When this happens, curiosity turns from a danger into an opportunity.
         Notice how curiosity works. When you pay attention to what you know, you begin
to realize what you don’t know. When you become aware of what you see, you begin to
discern what you don’t see. Only by carefully tracking the orbit of the planets did
Copernicus realize that the Earth was not the center of the solar system. Only when
scientists calculated the mass of the universe did they realize we don’t know where most
of it is. Only when you notice the strained look on someone’s face do you become aware
that you don’t know its cause. Curiosity is the discipline of caring enough to pay
attention and thereby learning enough to make wise decisions about how to respond.
         Allow me to take one final step and say how this kind of attentive curiosity can
become a spiritual discipline. As you carefully pay attention, what does your curiosity
motivate you to look for and prepare you to see? In its highest form, curiosity invites us
to see the presence of the divine in the people and world around us.
         Near the end of Walt Whitman’s poem “Song of Myself,” we find a passage in
which Whitman rejects the idea that God is a separate object of our attention, like an
apple or a tree. Rather, Whitman suggests, we experience God through our experience of
everything else. He writes:

       And I say to [hu]mankind, Be not curious about God,
       For I who am curious about each am not curious about God…
       I hear and behold God in every object, yet understand God not in the least…
       Why should I wish to see God better than this day?

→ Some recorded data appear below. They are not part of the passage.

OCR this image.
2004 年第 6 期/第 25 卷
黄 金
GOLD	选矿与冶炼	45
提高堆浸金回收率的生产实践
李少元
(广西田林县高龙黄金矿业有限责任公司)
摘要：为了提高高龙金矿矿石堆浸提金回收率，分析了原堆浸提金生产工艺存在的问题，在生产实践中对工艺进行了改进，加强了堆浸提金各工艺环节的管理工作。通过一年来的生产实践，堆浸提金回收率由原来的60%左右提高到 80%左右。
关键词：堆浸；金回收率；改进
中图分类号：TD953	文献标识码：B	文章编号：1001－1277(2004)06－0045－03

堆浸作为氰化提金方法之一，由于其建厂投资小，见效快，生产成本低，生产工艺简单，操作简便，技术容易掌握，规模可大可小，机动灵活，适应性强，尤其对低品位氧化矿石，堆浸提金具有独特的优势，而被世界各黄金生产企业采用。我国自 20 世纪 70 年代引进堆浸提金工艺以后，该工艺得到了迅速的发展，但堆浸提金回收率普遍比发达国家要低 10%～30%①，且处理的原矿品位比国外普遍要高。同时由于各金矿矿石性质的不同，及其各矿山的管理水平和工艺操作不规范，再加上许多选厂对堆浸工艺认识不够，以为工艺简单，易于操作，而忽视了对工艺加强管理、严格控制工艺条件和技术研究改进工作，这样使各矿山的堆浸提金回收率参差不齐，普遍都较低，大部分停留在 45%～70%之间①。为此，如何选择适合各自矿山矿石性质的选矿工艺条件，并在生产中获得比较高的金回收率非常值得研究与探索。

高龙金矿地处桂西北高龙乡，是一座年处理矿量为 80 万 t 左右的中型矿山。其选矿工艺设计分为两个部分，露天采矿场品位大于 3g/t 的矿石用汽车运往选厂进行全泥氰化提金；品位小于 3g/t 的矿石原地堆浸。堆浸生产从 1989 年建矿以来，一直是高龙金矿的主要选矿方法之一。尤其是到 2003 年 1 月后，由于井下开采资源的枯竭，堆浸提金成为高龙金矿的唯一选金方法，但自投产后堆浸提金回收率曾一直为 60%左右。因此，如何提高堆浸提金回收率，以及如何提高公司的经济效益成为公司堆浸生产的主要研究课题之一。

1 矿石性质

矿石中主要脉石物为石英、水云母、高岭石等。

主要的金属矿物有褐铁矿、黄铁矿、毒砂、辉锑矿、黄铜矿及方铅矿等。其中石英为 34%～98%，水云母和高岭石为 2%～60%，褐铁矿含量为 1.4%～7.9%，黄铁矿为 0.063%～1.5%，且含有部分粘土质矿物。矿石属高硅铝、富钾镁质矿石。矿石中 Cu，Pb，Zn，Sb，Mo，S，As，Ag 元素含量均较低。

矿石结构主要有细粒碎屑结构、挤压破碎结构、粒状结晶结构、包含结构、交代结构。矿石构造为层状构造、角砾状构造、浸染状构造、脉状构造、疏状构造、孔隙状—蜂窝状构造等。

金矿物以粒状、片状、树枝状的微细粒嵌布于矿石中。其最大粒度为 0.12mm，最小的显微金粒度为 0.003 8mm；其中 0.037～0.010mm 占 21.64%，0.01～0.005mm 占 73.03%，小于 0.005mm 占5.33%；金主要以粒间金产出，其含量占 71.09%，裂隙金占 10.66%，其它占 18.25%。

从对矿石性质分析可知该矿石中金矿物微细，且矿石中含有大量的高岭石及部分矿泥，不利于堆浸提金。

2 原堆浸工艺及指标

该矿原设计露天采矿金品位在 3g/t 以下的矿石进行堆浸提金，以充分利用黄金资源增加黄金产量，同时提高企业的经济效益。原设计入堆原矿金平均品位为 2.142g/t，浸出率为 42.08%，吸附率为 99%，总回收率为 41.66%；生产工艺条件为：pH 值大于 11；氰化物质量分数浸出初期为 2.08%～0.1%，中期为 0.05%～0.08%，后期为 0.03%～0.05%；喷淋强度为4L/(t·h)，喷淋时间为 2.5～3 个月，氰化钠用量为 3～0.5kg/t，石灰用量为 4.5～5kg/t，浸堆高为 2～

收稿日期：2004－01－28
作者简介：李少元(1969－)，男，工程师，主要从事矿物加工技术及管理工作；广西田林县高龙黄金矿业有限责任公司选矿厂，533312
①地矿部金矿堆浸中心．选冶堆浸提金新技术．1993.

       I see something of God each hour of the twenty-four, and each moment then,
       In the faces of men and women I see God, and in my own face in the glass,
       I find letters from God dropt in the street, and every one is sign'd by God's

        I hear and behold God in every object, Whitman says, in each hour and each
moment, in the faces of men and women, and in my face. What exactly do we see when
we see God in this moment or this day, in the face of someone we meet or in our own
reflection? What is the signature of the divine?
         In my way of thinking, the idea of God names our conviction that the past has a
refuge and the future has a source. We know that atoms are never lost in physical
reactions. In the same way, we have abiding faith that no experience, no matter how
painful or lonely, will ever be lost or eternally forgotten. We also know that possibilities
must come from somewhere. We have faith that the future can unfold in a purposive

and meaningful way, even though it sometimes doesn’t. God is the name we give to our
confidence that the past has a refuge and the future has a source.

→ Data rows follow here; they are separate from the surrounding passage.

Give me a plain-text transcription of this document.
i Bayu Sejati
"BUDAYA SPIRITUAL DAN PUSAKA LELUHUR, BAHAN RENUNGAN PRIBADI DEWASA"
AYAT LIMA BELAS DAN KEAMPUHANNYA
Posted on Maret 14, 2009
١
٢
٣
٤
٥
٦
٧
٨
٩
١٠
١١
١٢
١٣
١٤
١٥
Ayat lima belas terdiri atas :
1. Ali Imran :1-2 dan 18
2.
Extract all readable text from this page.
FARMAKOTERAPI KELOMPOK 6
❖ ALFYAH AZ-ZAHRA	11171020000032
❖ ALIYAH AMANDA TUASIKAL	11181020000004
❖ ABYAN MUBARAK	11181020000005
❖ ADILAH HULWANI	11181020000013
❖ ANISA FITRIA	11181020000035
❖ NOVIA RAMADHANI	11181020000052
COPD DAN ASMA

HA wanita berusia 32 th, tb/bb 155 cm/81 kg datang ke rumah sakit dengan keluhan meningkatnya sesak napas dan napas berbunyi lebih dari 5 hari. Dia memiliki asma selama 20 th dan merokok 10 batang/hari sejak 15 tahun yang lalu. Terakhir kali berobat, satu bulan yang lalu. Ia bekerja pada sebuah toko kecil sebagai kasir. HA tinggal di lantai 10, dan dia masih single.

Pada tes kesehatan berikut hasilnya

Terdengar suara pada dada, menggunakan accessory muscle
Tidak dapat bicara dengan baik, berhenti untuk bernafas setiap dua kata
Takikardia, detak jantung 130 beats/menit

        Curiosity becomes a spiritual discipline when we see the divine in other people.
When our attention is careful enough, we bear witness to their past and help them
realize their potential. We become the presence of the divine when people feel, because
of our presence, that their past is safe and their future is possible. Their past may be
filled with pain and their future shrouded in doubt. No matter: we mediate the presence
of the divine when we bring comfort and hope.
        When we invoke the idea of God, we name our conviction that the past has a
refuge and the future has a source. To say that we are the presence of the divine in this
world is not a metaphor. We are the presence of the divine.
        Curious monkeys may end up in zoos, but curious people end up in something
like heaven. They turn danger into opportunity. In a world filled with pain, they create a
place of refuge and a source of hope. They discover the road to wisdom.
        Amen. I love you. And may God bless us all.